Mercy at the heart of priest’s novel
THE BURIAL AND THE ECHO, by Albert Herold. Melrose Books, Cambridgeshire. 2008. 70pp.
Reviewed by Michael Shackleton
Death, it has been said, is easier to endure than birth. Death ends with a last breath, unlike the first moment the new-born baby experiences the shock of being expelled from the warm womb into the cold glare of light and the trauma of drawing air into the lungs for the first time.
Albert Herold is the parish priest of Mtunzini. He has ministered to the people of Zululand for more than 50 years. Here, in a few pages of tightly written narrative, he weaves the simple story of Ntombela, a Zulu man on his way to his father’s home. He knows that an eccentric old white man, a hermit, lives in the area, and then, by chance, he finds the white man’s home. He also finds him dead.

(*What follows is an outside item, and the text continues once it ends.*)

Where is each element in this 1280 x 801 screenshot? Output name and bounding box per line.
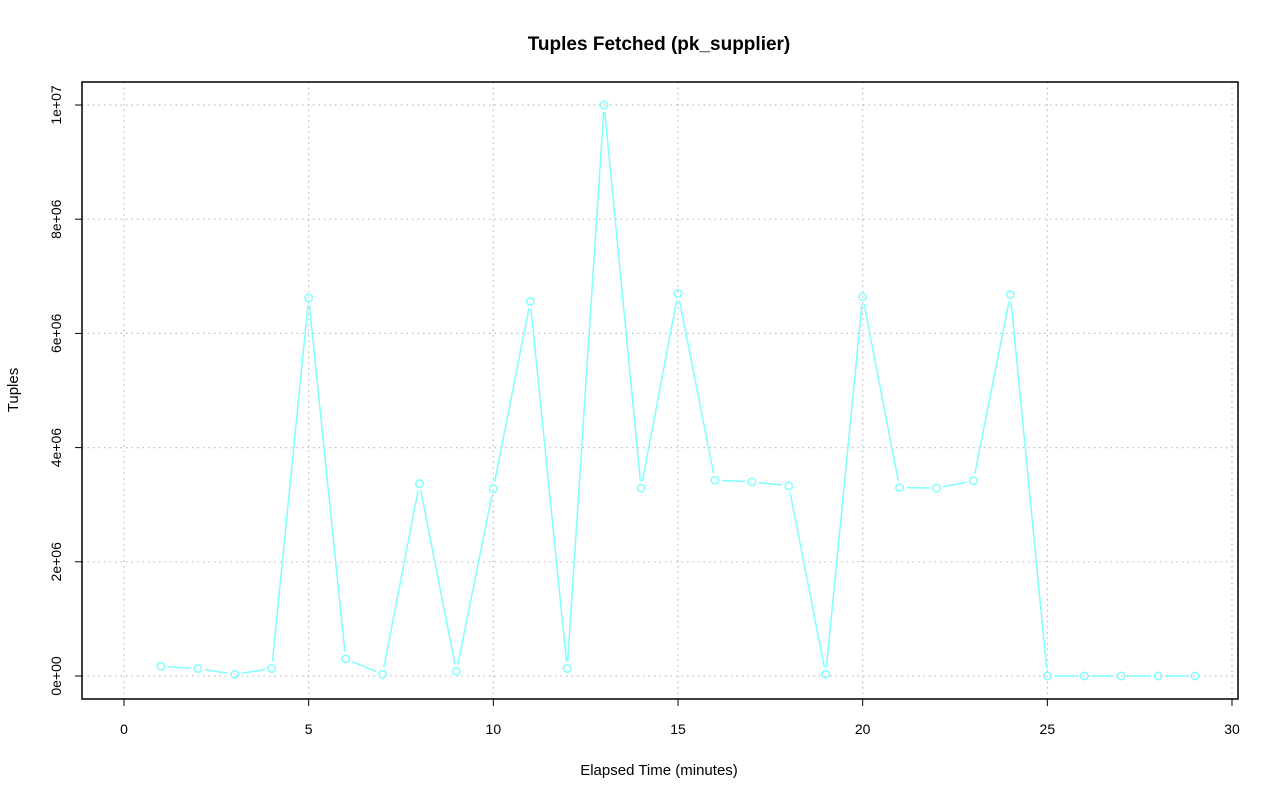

Knowing that the man belonged to no tribe and hence no one was responsible for burying him, Ntombela decides to bury him himself. The description of this corporal work of mercy is deeply moving, as Ntombela shows the Zulu respect for the dead combined with the Christian expectation of the resurrection of the body.

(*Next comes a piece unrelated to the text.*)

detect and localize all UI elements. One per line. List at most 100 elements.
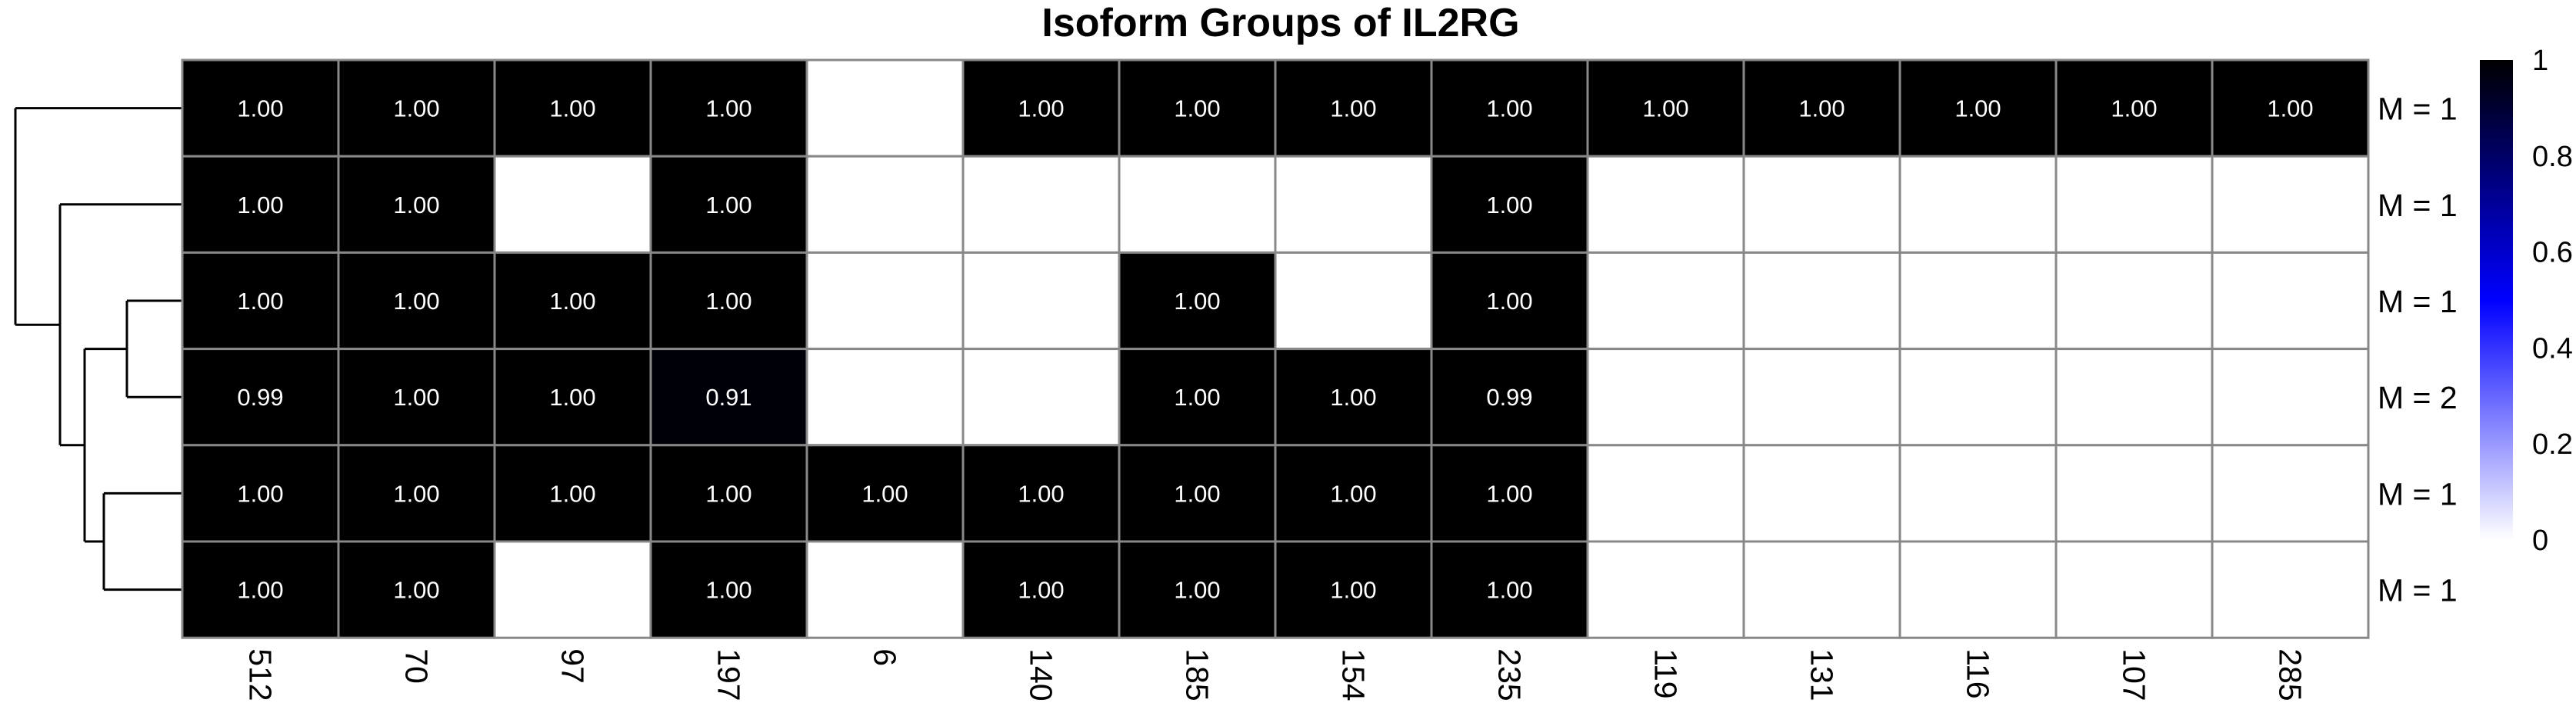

At each moment of preparing the man for burial and placing the body in the grave, there are brief thoughts about death and how it levels all of humanity to no more than a corpse, whether honoured, dishonoured or unknown. Death is, in the last analysis, the body passing back into the womb, the womb of the earth from which it came, to wait for the passing of time till it is reborn to eternal life.
As an impressive meditation on Christian death, The Burial and the Echo is probably one of the best and most thought-provoking and spiritual little treatises you are likely to find.
Michael Shackleton is a former editor of The Southern Cross.